News | September 21, 2020

Part 3 – Hughes v Pension Protection Fund (“PPF”) – Battle Lines Drawn in PPF Compensation Case

On 20 August 2020, battles lines were drawn and appeals lodged in the Hughes judicial review litigation.

The PPF’s appeal concerns its approach to the requirement for members to receive 50% of the value of their entitlement, how to deal with survivors’ benefits and how to apply PPF benefits pending judgment in the appeal. Separately, the Department for Work and Pensions (DWP) has appealed against the ruling that the Compensation Cap is unlawful.

Background

If a scheme falls within the PPF on an employer insolvency, members receive compensation equal to 100% of their scheme pension if they have reached normal pension age, whereas if they have not yet reached normal pension age, then:

  • members receive compensation equal to 90% of their scheme pension;
  • compensation is capped at an amount reviewed annually (£41,461.07 at age 65 for 2020-21) (“Compensation Cap”); and
  • pension increases are capped at the lower of 2.5% or the rate of inflation for increases to benefits from 5 April 1997,

which can mean that some members may receive less than 90% of their scheme pension.

In September 2018, the Court of Justice of the European Union (“CJEU”) ruled in Hampshire that the EU Insolvency Directive required PPF compensation to be at least 50% of members’ accrued scheme benefits. The PPF then started applying a “one-off” value test as opposed to, for example, tracking benefits on a “year by year” basis.

In May 2019, the PPF breathed a sigh of relief when the CJEU ruled in the further case of Bauer that the PPF would not have to guarantee 100% of scheme benefit levels.

Hughes Decision

The Bauer respite for the PPF was short-lived.
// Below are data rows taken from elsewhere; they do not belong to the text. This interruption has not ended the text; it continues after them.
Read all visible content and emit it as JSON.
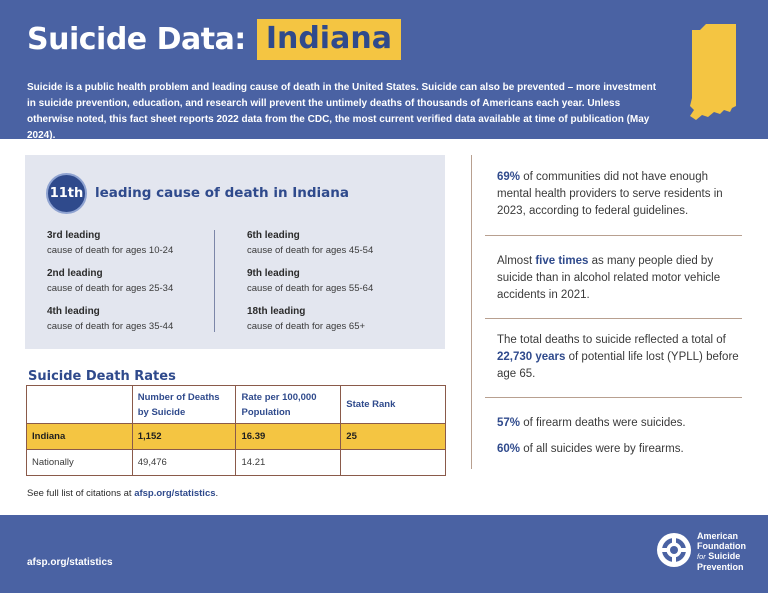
{
  "header": {
    "title": "Suicide Data:",
    "state": "Indiana",
    "intro": "Suicide is a public health problem and leading cause of death in the United States. Suicide can also be prevented – more investment in suicide prevention, education, and research will prevent the untimely deaths of thousands of Americans each year. Unless otherwise noted, this fact sheet reports 2022 data from the CDC, the most current verified data available at time of publication (May 2024)."
  },
  "leading": {
    "rank": "11th",
    "heading": "leading cause of death in Indiana",
    "left": [
      {
        "rank": "3rd leading",
        "desc": "cause of death for ages 10-24"
      },
      {
        "rank": "2nd leading",
        "desc": "cause of death for ages 25-34"
      },
      {
        "rank": "4th leading",
        "desc": "cause of death for ages 35-44"
      }
    ],
    "right": [
      {
        "rank": "6th leading",
        "desc": "cause of death for ages 45-54"
      },
      {
        "rank": "9th leading",
        "desc": "cause of death for ages 55-64"
      },
      {
        "rank": "18th leading",
        "desc": "cause of death for ages 65+"
      }
    ]
  },
  "rates": {
    "title": "Suicide Death Rates",
    "headers": [
      "",
      "Number of Deaths by Suicide",
      "Rate per 100,000 Population",
      "State Rank"
    ],
    "rows": [
      [
        "Indiana",
        "1,152",
        "16.39",
        "25"
      ],
      [
        "Nationally",
        "49,476",
        "14.21",
        ""
      ]
    ]
  },
  "citation": {
    "prefix": "See full list of citations at ",
    "link": "afsp.org/statistics",
    "suffix": "."
  },
  "facts": {
    "f1": {
      "hl": "69%",
      "text": " of communities did not have enough mental health providers to serve residents in 2023, according to federal guidelines."
    },
    "f2": {
      "pre": "Almost ",
      "hl": "five times",
      "text": " as many people died by suicide than in alcohol related motor vehicle accidents in 2021."
    },
    "f3": {
      "pre": "The total deaths to suicide reflected a total of ",
      "hl": "22,730 years",
      "text": " of potential life lost (YPLL) before age 65."
    },
    "f4": {
      "hl": "57%",
      "text": " of firearm deaths were suicides."
    },
    "f5": {
      "hl": "60%",
      "text": " of all suicides were by firearms."
    }
  },
  "footer": {
    "url": "afsp.org/statistics",
    "logo_line1": "American",
    "logo_line2": "Foundation",
    "logo_for": "for",
    "logo_line3": "Suicide",
    "logo_line4": "Prevention"
  },
  "colors": {
    "brand_blue": "#4a62a3",
    "accent_yellow": "#f4c542",
    "heading_blue": "#2f4a8c"
  }
}
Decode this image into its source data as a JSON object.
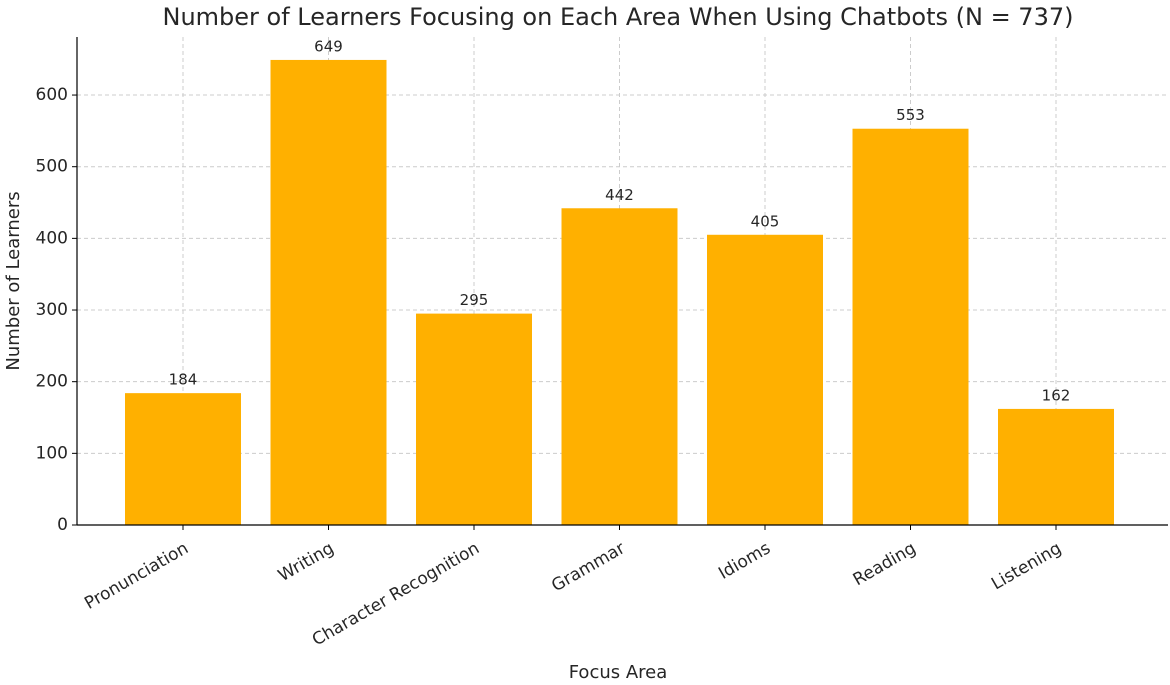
{
  "chart_data": {
    "type": "bar",
    "title": "Number of Learners Focusing on Each Area When Using Chatbots (N = 737)",
    "x_label": "Focus Area",
    "y_label": "Number of Learners",
    "categories": [
      "Pronunciation",
      "Writing",
      "Character Recognition",
      "Grammar",
      "Idioms",
      "Reading",
      "Listening"
    ],
    "values": [
      184,
      649,
      295,
      442,
      405,
      553,
      162
    ],
    "color": "#ffb000",
    "ylim": [
      0,
      681
    ],
    "yticks": [
      0,
      100,
      200,
      300,
      400,
      500,
      600
    ],
    "grid": true
  }
}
In June 2020, the High Court in Hughes held that in relation to members under normal pension age:

  • the Compensation Cap amounts to unlawful age discrimination;
  • the PPF’s general approach of using a “one-off” calculation method (even if it meant that more than 50% is paid in some years and less in other years) was approved, provided that, overall, the cumulative level of compensation paid does not fall below 50% of the value of scheme benefits over the pensioner’s lifetime;
  • however, the PPF must provide 50% of the actual value of the benefits, not 50% of the actuarially predicted value as per the PPF’s method;
  • the PPF’s approach to the value of any survivors’ benefits and then paying the survivor half of the members’ benefits was not approved because scheme specific rules may allocate survivor benefits on a different (possibly higher) basis;
  • claims to the PPF to pay arrears of PPF compensation were subject to a six-year limitation period; and
  • for schemes in a PPF assessment period, trustees must ensure sums paid to members do not exceed the compensation that would be payable by the PPF.

Comment

One of the main policy concerns the DWP has with Hughes is that the Compensation Cap helps ensure a disproportionate sum of levy payers’ funds is not used to fund the retirement income of some of the highest earning pensioners that make up a minority of PPF members. It is, therefore, perhaps unsurprising that the lawfulness of the Compensation Cap has been appealed by the DWP.

There are at least a couple of points from the Hughes judgment that may reassure the PPF:

  1. Firstly, the decision relates only to the lawfulness of the Compensation Cap, not the 90% limit. The Court accepted that PPF compensation being lower than scheme benefits would help to deter employers from dumping scheme liabilities on the PPF.
  • Secondly, the judge has suggested that the PPF may not, in fact, need to make major changes to its proposed method to give effect to the judgment.

It would seem that, ultimately, there might be light at the end of the tunnel for the PPF, but the PPF is not out of it yet. The Appeal Court has to decide whether the appeals can proceed and, if they do, the actual appeals are unlikely to be heard until 2021. The tunnel could be extended if there are onward appeals to the Supreme Court.

Meanwhile, the PPF has said it will continue to apply the Compensation Cap and seeks permission to delay any PPF compensation calculation changes until completion of the appeals process. Finalisation will not be speedy for anyone, unless TPR and DWP are refused permission to appeal.

This article is for general information only and does not seek to give legal advice or to be an exhaustive statement of the law.